The first step is to get your product data into a suitable format for processing. Content management systems can output a list of all your products, but you’ll need to be able to handle the format and delivery mechanism for these files – typically CSV, TSV or XML files delivered via e-mail, FTP or HTTP.
The data may also need some manipulation before being suitable for creating ads. For example, you may not want to create an advert for each size and color of each product, so you will need to filter the output to provide just one entry for each ad group you want to create. If you have any products you’re not able to advertise for any reason, it’s also a good idea to block them at this stage too, to prevent them accidentally appearing later on. This is the most important part of the process – data from content systems is notoriously varied in its structure and content, but time spent getting the output right here is essential for the rest of the process to work.
Creating your campaigns
Having generated a suitable list of products, you need to consider the campaign structure in AdWords. Existing campaigns and ad groups may exist for some or all of the products, in which case you’ll need to find a way to match up these existing ad groups with the products in your list. This can be tricky, so it’s usually simpler and more effective to create a new campaign and most importantly an ad group per product. This allows for the creation of specific ads, keywords and bids at product level, and makes managing product-level changes easier as the feed updates.
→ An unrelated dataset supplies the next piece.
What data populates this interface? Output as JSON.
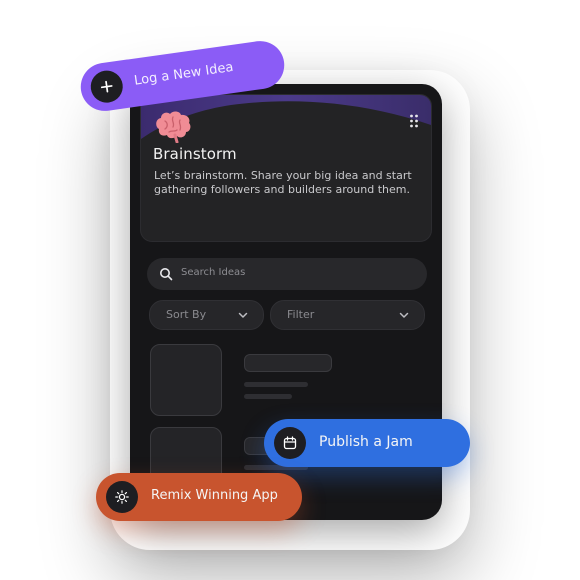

To achieve relevant ads such as the one above, each ad needs to be created individually with highly targeted text. This isn’t practical to do manually if you have many products, so it is essential to automate the process. With smaller lists, this could be done using some good Excel skills (and a fair degree of patience). However, for larger volumes of data, and more importantly for managing on-going changes and updates, an automated database-driven solution is required.
To keep the ads relevant, you need to include variable elements into your ads such as the price, product or brand name. The generation process therefore needs to consider the length of the adverts – even a simple price change from £99 to £100 could take you over the headline character limit and corrupt the ad. Conversely, a short product name might leave a large gap in the ad text, so its good to have some fillers to pad out the ads to make the most of the character limits.
The issues continue around availability. If the product is out of stock, you will probably want to pause the ad group, rather than place an ad which shows “Out of Stock”. But what about pre-order or temporary stock changes? Do you want to advertise the product and an availability date, or perhaps re-direct to a different landing page to reserve the item?
Finally, to allow for ad testing, we need to take into account the creation of multiple adverts per product, whilst ensuring they are all created properly and kept in sync with the product details.
Keeping it all in sync
To be accurate and up-to-date, your ads need to change whenever product information changes. This could be to handle price changes, items dropping in and out of stock, or short-term discount/sales on specific product ranges which you want to highlight in your ad.
An automated system can do this by checking the latest product listing against the previous version on a daily or even hourly basis, and only updating ads where relevant changes have occurred. To enable tracking of performance in AdWords, its important to keep changes to a minimum (each time you modify the ad text, Google creates a completely new advert). For example, if the price and URL changes, we don’t want to re-create the ad twice. If the item goes out of stock and the price changes, you can pause the AdGroup and not worry about re-creating the ad. The goal here is to process the entire feed first, and then decide which changes are required in light of all the changes which have occurred.
Submitting to Google
The final part of the process is getting the data into AdWords. This could be done by exporting the ads in a format suitable for uploading through AdWords Editor or the web interface, but this is a manual process. To be truly automated it requires the use of the search engines APIs or AdWords scripting, but that’s another topic.
There’s a lot more I’ve not covered here which needs to be considered for a full product feed system – keyword generation, support for other search engines (possibly in different languages), error handling (e.g. policy violations or corrupt product data) and auditing, to mention a few.
However, once set up, a well-planned automated feed system should help everyone. Your customers find what they want more quickly and accurately, you are able to ensure your ads react to changes in your product listings more quickly, and your ranking with Google should improve.